Just out of curiosity, have you tried checking if it's an installed program in the control panel? Some of those search engine bugs I've noticed hide themselves in your installed programs as opposed to being plugins for the actual web browser.


----------



## Fix'n it (Mar 12, 2012)

yeah, i did. and i uninstalled it, didn't work.


----------



## Fix'n it (Mar 12, 2012)

but guess what. i was going to seriously try to fix this tonight. i first ran my NORTON. then i loaded my browser, Chrome. and google is working fine. go figure.


----------



## Fix'n it (Mar 12, 2012)

well guess what. it just came back.

you know what. i do believe that some people should be killed. and the people that do this type of thing, well, i would be totally HAPPY to beat them dead with a baseball bat. 

this is exactly like = someone breaking into your house. and then restricting what you can do in your own house.


----------



## djlandkpl (Jan 29, 2013)

If none of the links work, you may have to reinstall Windows.


----------



## JP1756 (Apr 8, 2014)

Fix'n it said:


> well guess what. it just came back.
> 
> you know what. i do believe that some people should be killed. and the people that do this type of thing, well, i would be totally HAPPY to beat them dead with a baseball bat.
> 
> this is exactly like = someone breaking into your house. and then restricting what you can do in your own house.
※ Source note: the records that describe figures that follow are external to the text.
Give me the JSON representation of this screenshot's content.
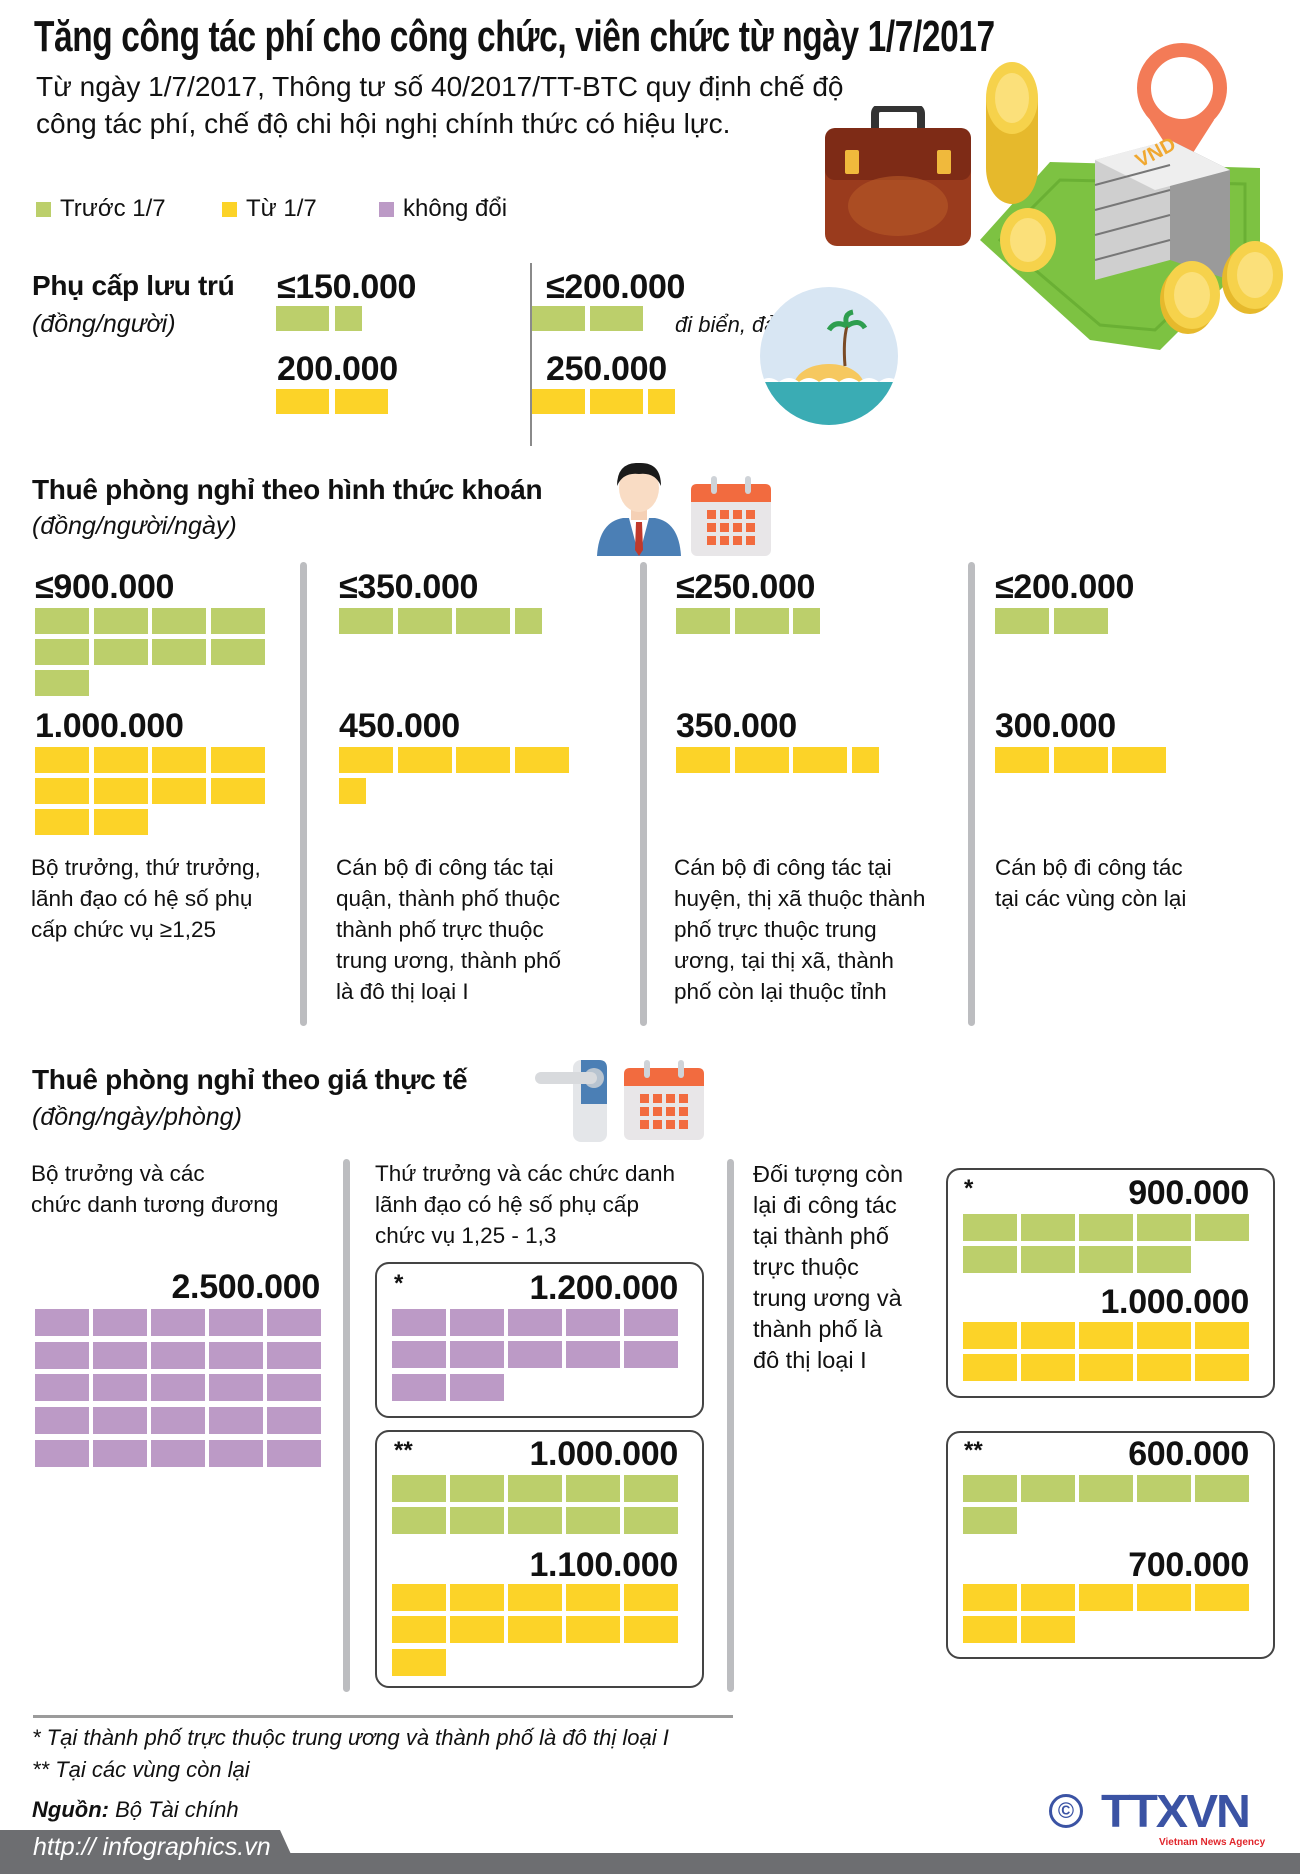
{
  "title": "Tăng công tác phí cho công chức, viên chức từ ngày 1/7/2017",
  "subtitle": "Từ ngày 1/7/2017, Thông tư số 40/2017/TT-BTC quy định chế độ\ncông tác phí, chế độ chi hội nghị chính thức có hiệu lực.",
  "colors": {
    "before": "#bccf6b",
    "after": "#fcd328",
    "unchanged": "#bc9ac6",
    "divider": "#bcbdc0",
    "footer_bar": "#6d6e71",
    "logo_blue": "#3b53a4",
    "logo_red": "#e1262c"
  },
  "legend": [
    {
      "label": "Trước 1/7",
      "color": "#bccf6b"
    },
    {
      "label": "Từ 1/7",
      "color": "#fcd328"
    },
    {
      "label": "không đổi",
      "color": "#bc9ac6"
    }
  ],
  "block_unit": 100000,
  "allowance": {
    "title": "Phụ cấp lưu trú",
    "unit": "(đồng/người)",
    "columns": [
      {
        "before_label": "≤150.000",
        "before_value": 150000,
        "after_label": "200.000",
        "after_value": 200000
      },
      {
        "before_label": "≤200.000",
        "before_value": 200000,
        "after_label": "250.000",
        "after_value": 250000,
        "note": "đi biển, đảo"
      }
    ]
  },
  "lump_sum": {
    "title": "Thuê phòng nghỉ theo hình thức khoán",
    "unit": "(đồng/người/ngày)",
    "columns": [
      {
        "before_label": "≤900.000",
        "before_value": 900000,
        "after_label": "1.000.000",
        "after_value": 1000000,
        "description": "Bộ trưởng, thứ trưởng,\nlãnh đạo có hệ số phụ\ncấp chức vụ ≥1,25"
      },
      {
        "before_label": "≤350.000",
        "before_value": 350000,
        "after_label": "450.000",
        "after_value": 450000,
        "description": "Cán bộ đi công tác tại\nquận, thành phố thuộc\nthành phố trực thuộc\ntrung ương, thành phố\nlà đô thị loại I"
      },
      {
        "before_label": "≤250.000",
        "before_value": 250000,
        "after_label": "350.000",
        "after_value": 350000,
        "description": "Cán bộ đi công tác tại\nhuyện, thị xã thuộc thành\nphố trực thuộc trung\nương, tại thị xã, thành\nphố còn lại thuộc tỉnh"
      },
      {
        "before_label": "≤200.000",
        "before_value": 200000,
        "after_label": "300.000",
        "after_value": 300000,
        "description": "Cán bộ đi công tác\n tại các vùng còn lại"
      }
    ]
  },
  "actual_price": {
    "title": "Thuê phòng nghỉ theo giá thực tế",
    "unit": "(đồng/ngày/phòng)",
    "minister": {
      "description": "Bộ trưởng và các\nchức danh tương đương",
      "label": "2.500.000",
      "value": 2500000
    },
    "deputy": {
      "description": "Thứ trưởng và các chức danh\nlãnh đạo có hệ số phụ cấp\nchức vụ 1,25 - 1,3",
      "zone1": {
        "marker": "*",
        "label": "1.200.000",
        "value": 1200000
      },
      "zone2": {
        "marker": "**",
        "before_label": "1.000.000",
        "before_value": 1000000,
        "after_label": "1.100.000",
        "after_value": 1100000
      }
    },
    "others": {
      "description": "Đối tượng còn\nlại đi công tác\ntại thành phố\ntrực thuộc\ntrung ương và\nthành phố là\nđô thị loại I",
      "zone1": {
        "marker": "*",
        "before_label": "900.000",
        "before_value": 900000,
        "after_label": "1.000.000",
        "after_value": 1000000
      },
      "zone2": {
        "marker": "**",
        "before_label": "600.000",
        "before_value": 600000,
        "after_label": "700.000",
        "after_value": 700000
      }
    }
  },
  "footnotes": [
    "* Tại thành phố trực thuộc trung ương và thành phố là đô thị loại I",
    "** Tại các vùng còn lại"
  ],
  "source": {
    "label": "Nguồn:",
    "value": "Bộ Tài chính"
  },
  "url": "http:// infographics.vn",
  "logo": {
    "text": "TTXVN",
    "tagline": "Vietnam News Agency",
    "copyright": "©"
  },
  "illustrations": {
    "money_label": "VND",
    "icons": [
      "briefcase-icon",
      "money-stack-icon",
      "coin-icon",
      "location-pin-icon",
      "island-icon",
      "businessman-icon",
      "calendar-icon",
      "door-handle-icon"
    ]
  }
}
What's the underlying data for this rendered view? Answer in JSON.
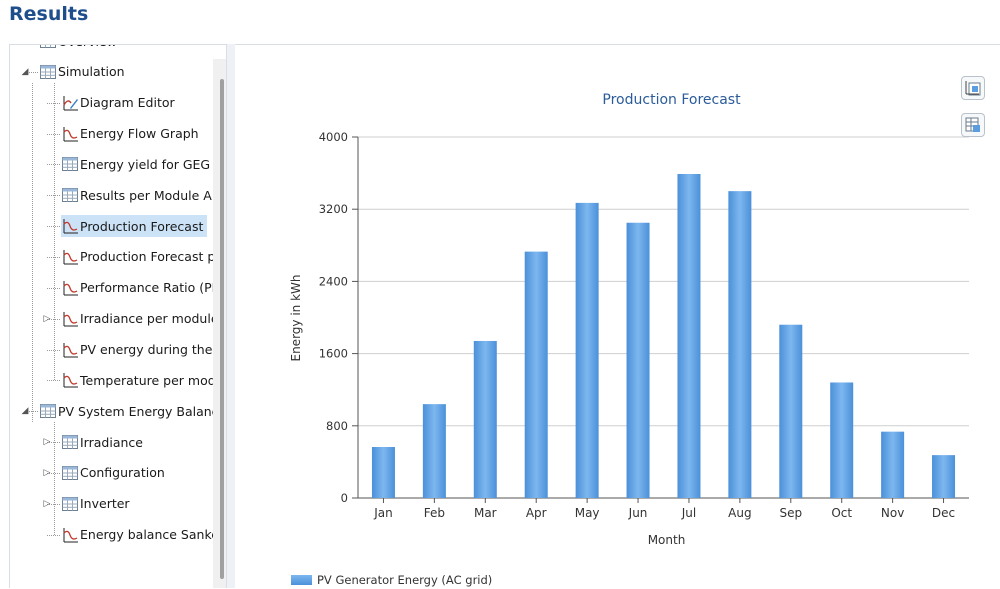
{
  "page": {
    "title": "Results"
  },
  "tree": {
    "items": [
      {
        "label": "Overview",
        "icon": "table-icon",
        "expander": "",
        "selected": false
      },
      {
        "label": "Simulation",
        "icon": "table-icon",
        "expander": "expanded",
        "selected": false
      },
      {
        "label": "Diagram Editor",
        "icon": "diagram-editor-icon",
        "expander": "",
        "selected": false
      },
      {
        "label": "Energy Flow Graph",
        "icon": "graph-icon",
        "expander": "",
        "selected": false
      },
      {
        "label": "Energy yield for GEG",
        "icon": "table-icon",
        "expander": "",
        "selected": false
      },
      {
        "label": "Results per Module Ar",
        "icon": "table-icon",
        "expander": "",
        "selected": false
      },
      {
        "label": "Production Forecast",
        "icon": "graph-icon",
        "expander": "",
        "selected": true
      },
      {
        "label": "Production Forecast p",
        "icon": "graph-icon",
        "expander": "",
        "selected": false
      },
      {
        "label": "Performance Ratio (PF",
        "icon": "graph-icon",
        "expander": "",
        "selected": false
      },
      {
        "label": "Irradiance per module",
        "icon": "graph-icon",
        "expander": "collapsed",
        "selected": false
      },
      {
        "label": "PV energy during the",
        "icon": "graph-icon",
        "expander": "",
        "selected": false
      },
      {
        "label": "Temperature per mod",
        "icon": "graph-icon",
        "expander": "",
        "selected": false
      },
      {
        "label": "PV System Energy Balance",
        "icon": "table-icon",
        "expander": "expanded",
        "selected": false
      },
      {
        "label": "Irradiance",
        "icon": "table-icon",
        "expander": "collapsed",
        "selected": false
      },
      {
        "label": "Configuration",
        "icon": "table-icon",
        "expander": "collapsed",
        "selected": false
      },
      {
        "label": "Inverter",
        "icon": "table-icon",
        "expander": "collapsed",
        "selected": false
      },
      {
        "label": "Energy balance Sanke",
        "icon": "graph-icon",
        "expander": "",
        "selected": false
      }
    ]
  },
  "toolbar": {
    "buttons": [
      {
        "icon": "chart-export-icon"
      },
      {
        "icon": "table-export-icon"
      }
    ]
  },
  "colors": {
    "bar_top": "#7db7ef",
    "bar_bottom": "#4b90d9",
    "title": "#2b5c99",
    "heading": "#1e4e8c",
    "selection": "#cce3f7"
  },
  "chart_data": {
    "type": "bar",
    "title": "Production Forecast",
    "xlabel": "Month",
    "ylabel": "Energy in kWh",
    "categories": [
      "Jan",
      "Feb",
      "Mar",
      "Apr",
      "May",
      "Jun",
      "Jul",
      "Aug",
      "Sep",
      "Oct",
      "Nov",
      "Dec"
    ],
    "series": [
      {
        "name": "PV Generator Energy (AC grid)",
        "values": [
          565,
          1040,
          1740,
          2730,
          3270,
          3050,
          3590,
          3400,
          1920,
          1280,
          735,
          475
        ]
      }
    ],
    "ylim": [
      0,
      4000
    ],
    "yticks": [
      0,
      800,
      1600,
      2400,
      3200,
      4000
    ],
    "grid": true,
    "legend": "bottom-left"
  }
}
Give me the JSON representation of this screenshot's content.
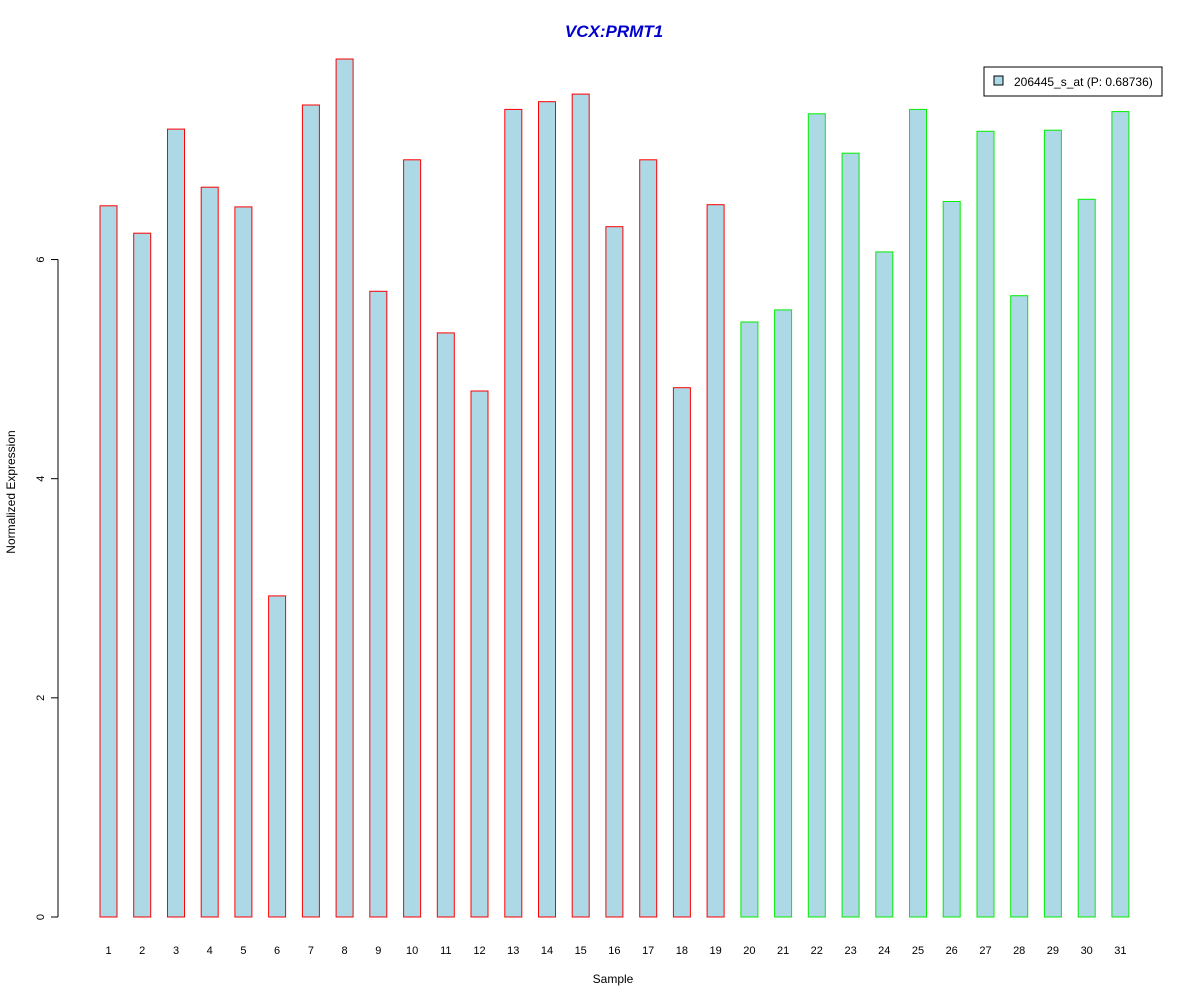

I know this may seem obvious but have you tried going into Chrome settings and changing your homepage to Google? inch:


----------



## Fix'n it (Mar 12, 2012)

it always has been google.


----------



## ddawg16 (Aug 15, 2011)

Check the settings in your browser...specifically, search engines. Make sure you only have one...Google....ok, maybe Bing....I hate Yahoo.

Then run regedit....do a search for anything with the Conduit name...delete it.

Then remove any program that has "Search Protect" or conduit in it.

You may have to go through this a few times......

I do it about every other month for my MIL....


----------